Fue después de leer la noticia. Otra. Esta era ahora para mí. Me explicaban que las circunstancias inéditas obligaban a cambiar momentáneamente las condiciones de pago. Inédito. Ni en el 2001.
Las villas sin agua. Las arcas secas. La mariposa que aletea en nuestro rostro y desata las catástrofes.
“Estamos padeciendo en nuestra propia existencia el famoso ‘efecto mariposa’: alguien, al otro lado del mundo, se come un extraño animal y tres meses después, media humanidad se encuentra en cuarentena… Prueba de que el mundo es un sistema en el que todo elemento que lo compone, por insignificante que parezca, interactúa con otros y puede influenciar el conjunto”, escribe Ignacio Ramonet. Lo admiro profundamente. Él me desata el zafarrancho de este cuerpo abotagado de noticias. De sombras, de crónicas de una muerte anunciada. Me lo explica con una capacidad que no poseo.
Es el virus. El virus que no sabe de dolores humanos, de carencias, de privilegios. El virus que los ricos trajeron en sus viajes fastuosos y se disemina entre el pobrerío a mayor velocidad porque ellos no tienen recursos con los que pararlo.
Es el virus, una molécula, un átomo, un adn natural.
“La única lucecita de esperanza es que, con el planeta en modo pausa, el medio ambiente ha tenido un respiro. El aire es más transparente, la vegetación más expansiva, la vida animal más libre. Ha retrocedido la contaminación atmosférica que cada año mata a millones de personas. De pronto, la naturaleza ha vuelto a lucir tan hermosa… -sigue escribiendo Ramonet-. Como si el ultimatum a la Tierra que nos lanza el coronavirus fuese también una desesperada alerta final en nuestra ruta suicidaria hacia el cambio climático: ‘¡Ojo! Próxima parada: colapso’”.
Hoy los humanos vivimos un colapso en este país que es vanguardia en esto del Estado haciendo lo que el mercado juró que podía dar, pero no; y está impotente.
Hoy las humanidades argentinas tuvimos un colapso que tal vez sea breve porque nos volvimos modelo de sistema humanitario.
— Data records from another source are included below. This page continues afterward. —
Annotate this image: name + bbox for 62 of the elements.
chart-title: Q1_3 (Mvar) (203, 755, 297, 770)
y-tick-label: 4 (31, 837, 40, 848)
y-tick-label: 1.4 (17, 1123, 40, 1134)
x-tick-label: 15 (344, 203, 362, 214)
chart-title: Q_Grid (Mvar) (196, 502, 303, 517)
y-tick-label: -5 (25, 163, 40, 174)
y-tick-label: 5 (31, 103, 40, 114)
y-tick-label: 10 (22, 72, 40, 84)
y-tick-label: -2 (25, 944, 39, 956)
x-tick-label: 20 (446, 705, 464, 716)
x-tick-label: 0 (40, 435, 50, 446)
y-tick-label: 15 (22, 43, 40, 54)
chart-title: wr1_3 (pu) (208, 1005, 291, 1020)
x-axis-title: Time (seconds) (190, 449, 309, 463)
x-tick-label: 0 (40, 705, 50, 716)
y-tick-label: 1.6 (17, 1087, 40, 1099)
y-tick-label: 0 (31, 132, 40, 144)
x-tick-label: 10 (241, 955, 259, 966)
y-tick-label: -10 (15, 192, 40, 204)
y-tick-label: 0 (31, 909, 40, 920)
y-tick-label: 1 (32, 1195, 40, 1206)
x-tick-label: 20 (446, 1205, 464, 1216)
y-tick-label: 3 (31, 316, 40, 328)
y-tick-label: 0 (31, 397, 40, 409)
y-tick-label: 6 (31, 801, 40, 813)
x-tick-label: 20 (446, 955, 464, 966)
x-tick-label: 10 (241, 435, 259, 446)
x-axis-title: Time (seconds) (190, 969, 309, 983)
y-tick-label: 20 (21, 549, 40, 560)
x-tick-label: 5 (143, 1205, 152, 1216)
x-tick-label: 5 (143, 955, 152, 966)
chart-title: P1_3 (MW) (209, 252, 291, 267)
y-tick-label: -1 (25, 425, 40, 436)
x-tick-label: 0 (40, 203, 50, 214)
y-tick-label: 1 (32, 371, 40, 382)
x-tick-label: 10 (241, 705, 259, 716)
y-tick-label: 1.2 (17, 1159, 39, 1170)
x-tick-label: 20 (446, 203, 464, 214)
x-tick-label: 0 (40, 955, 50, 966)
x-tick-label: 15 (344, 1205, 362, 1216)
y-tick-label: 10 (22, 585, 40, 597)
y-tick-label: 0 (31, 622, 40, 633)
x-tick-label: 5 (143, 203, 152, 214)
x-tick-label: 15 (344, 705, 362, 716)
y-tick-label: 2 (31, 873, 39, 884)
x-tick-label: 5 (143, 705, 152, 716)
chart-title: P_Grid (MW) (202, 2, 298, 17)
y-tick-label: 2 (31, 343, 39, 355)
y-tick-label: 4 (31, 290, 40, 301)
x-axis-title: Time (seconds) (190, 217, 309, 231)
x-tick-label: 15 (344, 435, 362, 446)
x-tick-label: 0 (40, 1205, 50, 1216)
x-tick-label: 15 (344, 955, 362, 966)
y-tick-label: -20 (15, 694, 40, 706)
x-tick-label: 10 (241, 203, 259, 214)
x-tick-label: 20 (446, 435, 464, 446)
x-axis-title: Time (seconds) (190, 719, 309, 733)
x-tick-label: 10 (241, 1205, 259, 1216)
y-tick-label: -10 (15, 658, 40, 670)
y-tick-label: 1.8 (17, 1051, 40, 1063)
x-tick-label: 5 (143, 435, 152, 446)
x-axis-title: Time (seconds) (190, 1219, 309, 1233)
Vuelvo a la resignación, a la entrega, suelto la panza, sigo con Ramonet y su artículo “Ante lo desconocido… la pandemia y el sistema-mundo”, que publicó Le Monde Diplomatique en Chile.
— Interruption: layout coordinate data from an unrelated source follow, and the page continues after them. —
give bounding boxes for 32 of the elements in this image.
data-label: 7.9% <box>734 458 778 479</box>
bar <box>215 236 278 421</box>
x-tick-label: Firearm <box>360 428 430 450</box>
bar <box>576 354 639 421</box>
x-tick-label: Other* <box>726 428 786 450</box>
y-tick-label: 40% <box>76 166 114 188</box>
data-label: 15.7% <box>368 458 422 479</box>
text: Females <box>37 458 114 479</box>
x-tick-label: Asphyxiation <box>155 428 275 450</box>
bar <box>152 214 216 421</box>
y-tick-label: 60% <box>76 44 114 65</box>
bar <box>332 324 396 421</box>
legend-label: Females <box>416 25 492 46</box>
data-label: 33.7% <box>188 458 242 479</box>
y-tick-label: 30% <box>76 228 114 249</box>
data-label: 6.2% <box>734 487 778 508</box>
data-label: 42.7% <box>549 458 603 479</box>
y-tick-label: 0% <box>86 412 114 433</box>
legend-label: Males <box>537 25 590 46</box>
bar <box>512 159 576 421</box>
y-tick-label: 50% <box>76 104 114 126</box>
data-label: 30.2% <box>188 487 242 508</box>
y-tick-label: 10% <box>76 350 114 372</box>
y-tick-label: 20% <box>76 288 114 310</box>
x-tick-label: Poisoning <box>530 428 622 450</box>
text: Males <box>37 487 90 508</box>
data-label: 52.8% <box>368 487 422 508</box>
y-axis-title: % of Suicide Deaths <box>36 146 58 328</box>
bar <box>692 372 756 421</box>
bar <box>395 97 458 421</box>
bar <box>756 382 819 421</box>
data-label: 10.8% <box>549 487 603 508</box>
Puedo escuchar a la mariposa moviendo sus alitas suaves en las villas que están a 14 horas de viaje de mi casa. Miro el sol escondiéndose en mi montaña. Allí también aletean mariposas. Brilla lujurioso ese sol mientras se esconde y dibuja las siluetas monumentales de los picos cordilleranos que le regalan su rostro a la noche.
Es el virus-planeta que no sabe de los padeceres humanos. Y hoy, está divino.